A Bit About Us
The Rahoy Hills Wildlife Reserve is a wild and remote area of hills, moorland and woods on the Morvern peninsula on the west coast of Scotland. It is owned and managed by the Scottish Wildlife Trust and Ardtornish and is the most biodiverse of all the Scottish Wildlife Trust’s wildlife reserves. The reserve is an inspiring place with magnificent hills and wild woodlands.
Or is it a human influenced overgrazed landscape influenced by centuries of increasing industrialisation? The residency will allow artists to experience what’s wonderful about this place and benefit from the knowledge and expertise of people who live and work there.
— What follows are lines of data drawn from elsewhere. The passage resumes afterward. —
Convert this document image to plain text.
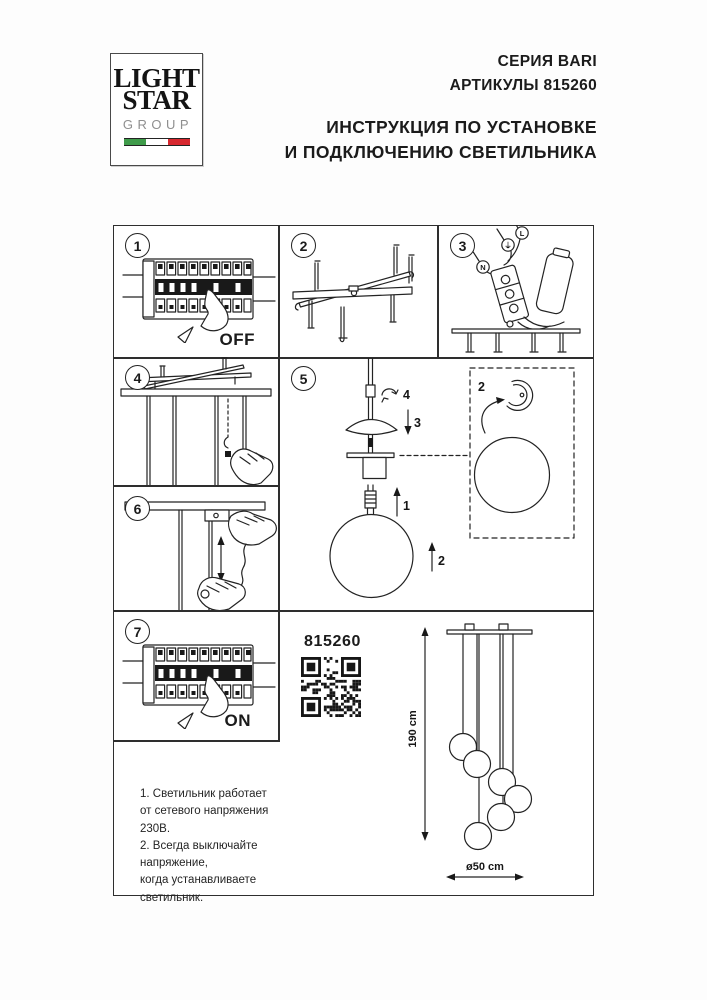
LIGHT
STAR
GROUP
СЕРИЯ BARI
АРТИКУЛЫ 815260
ИНСТРУКЦИЯ ПО УСТАНОВКЕ
И ПОДКЛЮЧЕНИЮ СВЕТИЛЬНИКА
1
OFF
2	3
N
⏚
L
4	5
4
3
1
2
2
6
7
ON
1. Светильник работает
от сетевого напряжения 230В.
2. Всегда выключайте напряжение,
когда устанавливаете светильник.
815260
190 cm
ø50 cm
Two big hills, Beinn Iadain (571 m) and Beinn na h-Uamha (464 m), are prominent here because of their steep sides, flattish tops and stepped topography with tiers of cliffs and benches; landforms typical of the dark and crumbly-textured Palaeogene basalt rock of which they are composed. The vegetation on these hills is mainly grassland, much of which is botanically species-rich, but there are also heaths, flushes, bare stony screes and fell-fields, and, on steeper ground inaccessible to grazing animals, luxuriant assemblages of herbs and ferns. The rocky habitats on these hills are notable for their rich floras of mountain plants including some rarities such as Norwegian sandwort Arenaria norvegica and northern rockcress Arabis petraea. These basalt hills, together with Ardmeanach (Mull) and Trotternish (Skye) are the best examples in Britain of montane plant assemblages similar to those on the same type of Palaeogene basalt in the Faroe Islands and Iceland. Bird and mammal species occurring on and around the basalt hills include golden eagle, raven and red deer.